Passing volumes and env vars

Extra mounts and variables from the config are forwarded as -v and -e flags to docker run.

container:
  engine: "docker"
  volumes:
    "/path/to/data": "/data"
    "/path/to/models": "/models"
  env:
    SHINY_LOG_LEVEL: "debug"
    DATABASE_URL: "postgresql://localhost:5432/mydb"

Verifying the engine

Check what shinyelectron sees on this machine:

The report names the container engine it would use (Docker or Podman), where the socket lives, and whether the daemon is reachable. Run it before a release build to catch a missing or stopped engine cheaply.

Limitations

For the security side (volumes, root, escapes), see Security Considerations.

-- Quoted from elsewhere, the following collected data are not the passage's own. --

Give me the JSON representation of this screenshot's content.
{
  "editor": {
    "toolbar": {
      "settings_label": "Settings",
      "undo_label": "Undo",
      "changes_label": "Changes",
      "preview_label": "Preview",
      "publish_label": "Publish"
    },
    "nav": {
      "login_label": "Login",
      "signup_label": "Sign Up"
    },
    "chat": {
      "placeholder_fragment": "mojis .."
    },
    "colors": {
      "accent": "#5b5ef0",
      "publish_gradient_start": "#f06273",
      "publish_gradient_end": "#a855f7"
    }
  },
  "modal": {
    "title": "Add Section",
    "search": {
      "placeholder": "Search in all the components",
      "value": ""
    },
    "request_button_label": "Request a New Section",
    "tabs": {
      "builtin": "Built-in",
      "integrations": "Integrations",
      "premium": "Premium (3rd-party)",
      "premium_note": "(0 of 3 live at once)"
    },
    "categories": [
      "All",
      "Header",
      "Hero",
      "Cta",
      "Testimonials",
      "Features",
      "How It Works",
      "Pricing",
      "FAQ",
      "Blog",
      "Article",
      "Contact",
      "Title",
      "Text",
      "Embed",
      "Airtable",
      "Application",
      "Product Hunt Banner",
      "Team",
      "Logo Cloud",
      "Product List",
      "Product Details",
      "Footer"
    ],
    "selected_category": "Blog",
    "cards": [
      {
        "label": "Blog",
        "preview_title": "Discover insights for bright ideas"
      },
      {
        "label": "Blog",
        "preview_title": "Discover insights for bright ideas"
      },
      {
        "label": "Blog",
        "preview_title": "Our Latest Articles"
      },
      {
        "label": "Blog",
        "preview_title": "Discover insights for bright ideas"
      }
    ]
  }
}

Your users need a container engine. That puts containers out of reach for the casual download-and-launch crowd. For a broader audience, reach for bundled or auto-download. Those ask nothing of the host.

First launch is slow. Pulling or building a fresh image takes a minute or two. Every launch after that is seconds, since the image is cached.

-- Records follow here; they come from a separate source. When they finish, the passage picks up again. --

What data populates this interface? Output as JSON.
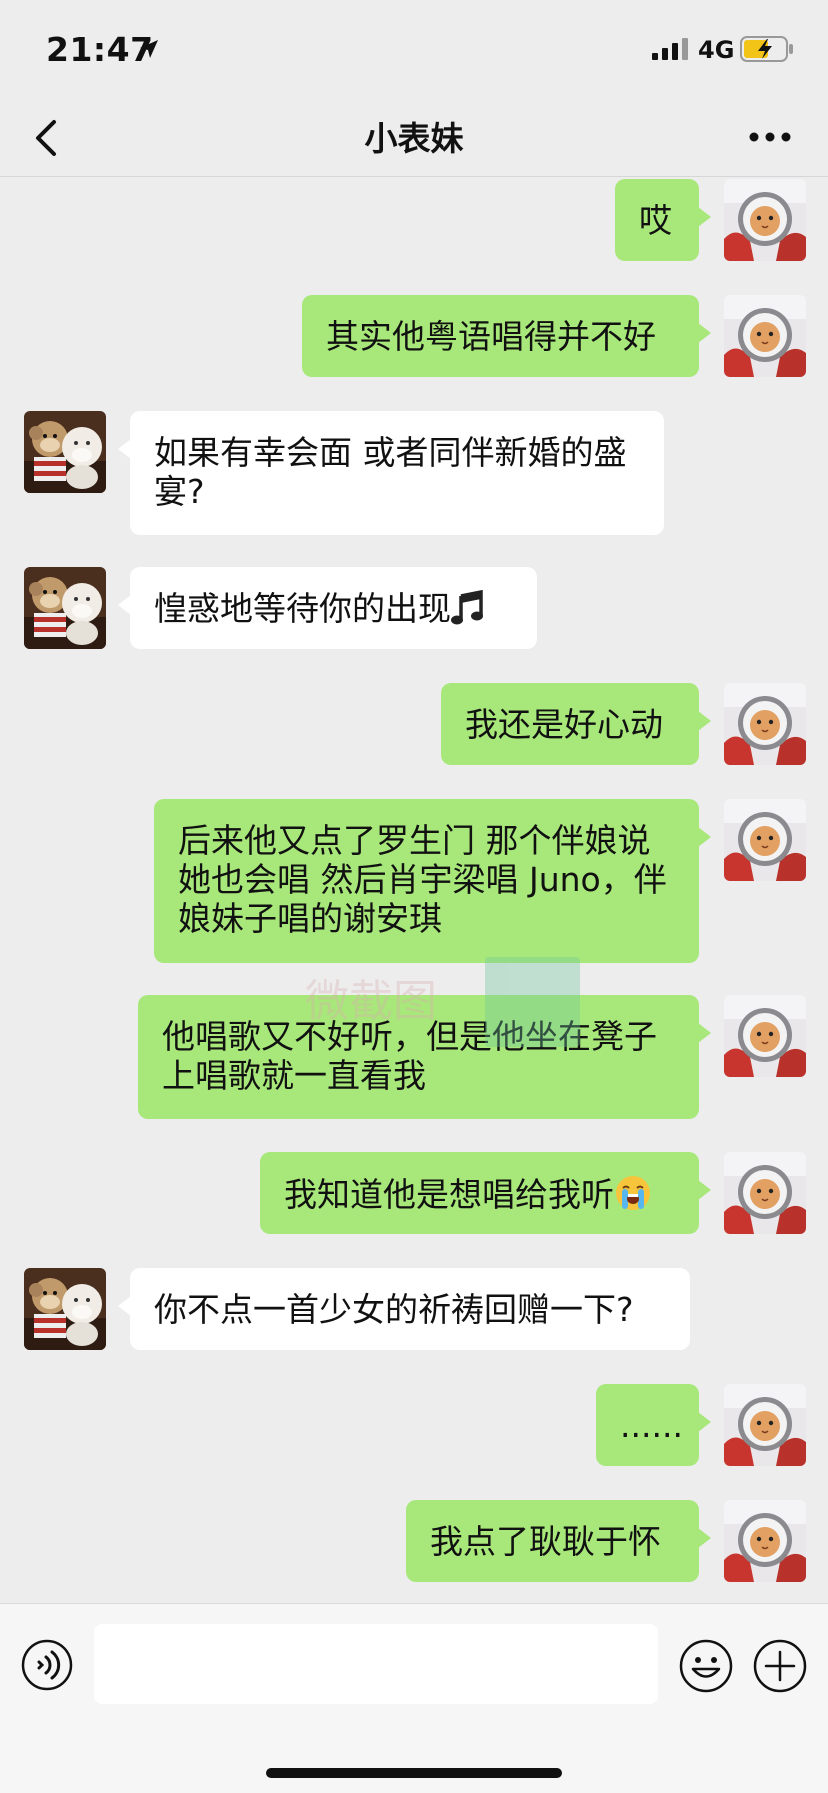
{
  "status": {
    "time": "21:47",
    "network": "4G"
  },
  "nav": {
    "title": "小表妹"
  },
  "messages": [
    {
      "side": "out",
      "text": "哎"
    },
    {
      "side": "out",
      "text": "其实他粤语唱得并不好"
    },
    {
      "side": "in",
      "text": "如果有幸会面 或者同伴新婚的盛\n宴?"
    },
    {
      "side": "in",
      "text": "惶惑地等待你的出现",
      "emoji": "music-note"
    },
    {
      "side": "out",
      "text": "我还是好心动"
    },
    {
      "side": "out",
      "text": "后来他又点了罗生门 那个伴娘说\n她也会唱 然后肖宇梁唱 Juno，伴\n娘妹子唱的谢安琪"
    },
    {
      "side": "out",
      "text": "他唱歌又不好听，但是他坐在凳子\n上唱歌就一直看我"
    },
    {
      "side": "out",
      "text": "我知道他是想唱给我听",
      "emoji": "loudly-crying-face"
    },
    {
      "side": "in",
      "text": "你不点一首少女的祈祷回赠一下?"
    },
    {
      "side": "out",
      "text": "......"
    },
    {
      "side": "out",
      "text": "我点了耿耿于怀"
    }
  ],
  "watermark": {
    "text": "微截图"
  },
  "input": {
    "value": ""
  },
  "colors": {
    "outgoing_bubble": "#a8e77a",
    "incoming_bubble": "#ffffff",
    "background": "#ededed"
  }
}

Docker inside another VM is touchy. Docker Desktop running under Parallels or VMware on macOS sometimes refuses to cooperate, and rarely says why. Native Podman on the host is the usual escape hatch.

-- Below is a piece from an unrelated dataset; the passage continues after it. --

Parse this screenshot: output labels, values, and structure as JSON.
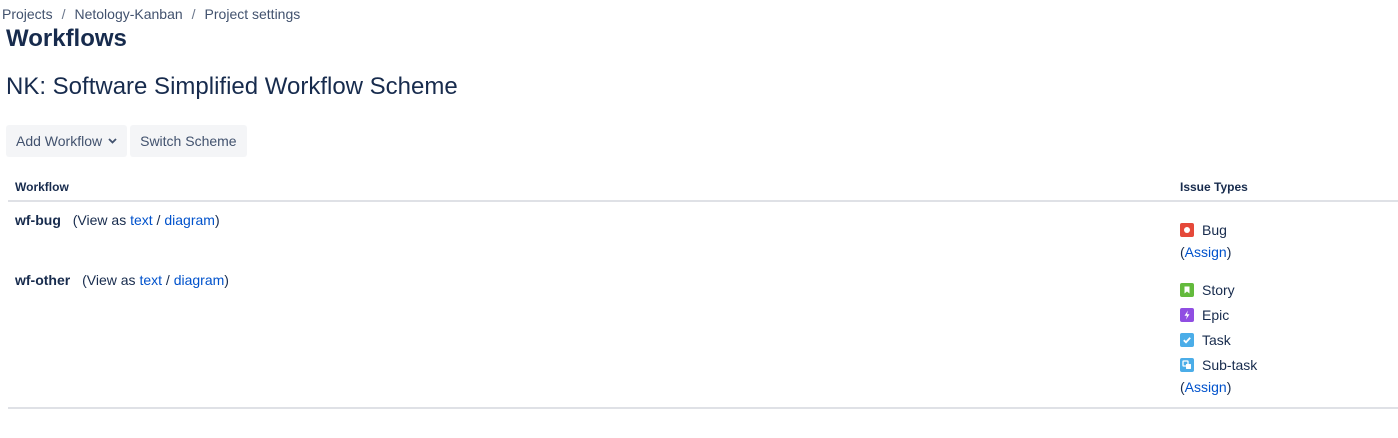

The daemon must be running first. If Docker Desktop is off, the app surfaces a lifecycle error asking the user to start it. shinyelectron cannot start the daemon on their behalf.

Platform notes

Docker Desktop is paid at scale. Larger organizations need a subscription. Podman is a free, daemonless drop-in: set engine: "podman" in your config, or let auto-detection sort it out.

Architecture matching. shinyelectron pulls or builds for the host’s CPU: linux/arm64 on Apple Silicon, linux/amd64 elsewhere. That keeps Apple Silicon off the Rosetta emulation path and the performance tax it carries.

Colima on macOS. Colima is a Docker drop-in, not a third engine: same docker CLI, daemon hosted in a Lima VM rather than Docker Desktop. Keep engine: "docker" in your config; shinyelectron finds the socket at ~/.colima/docker.sock automatically.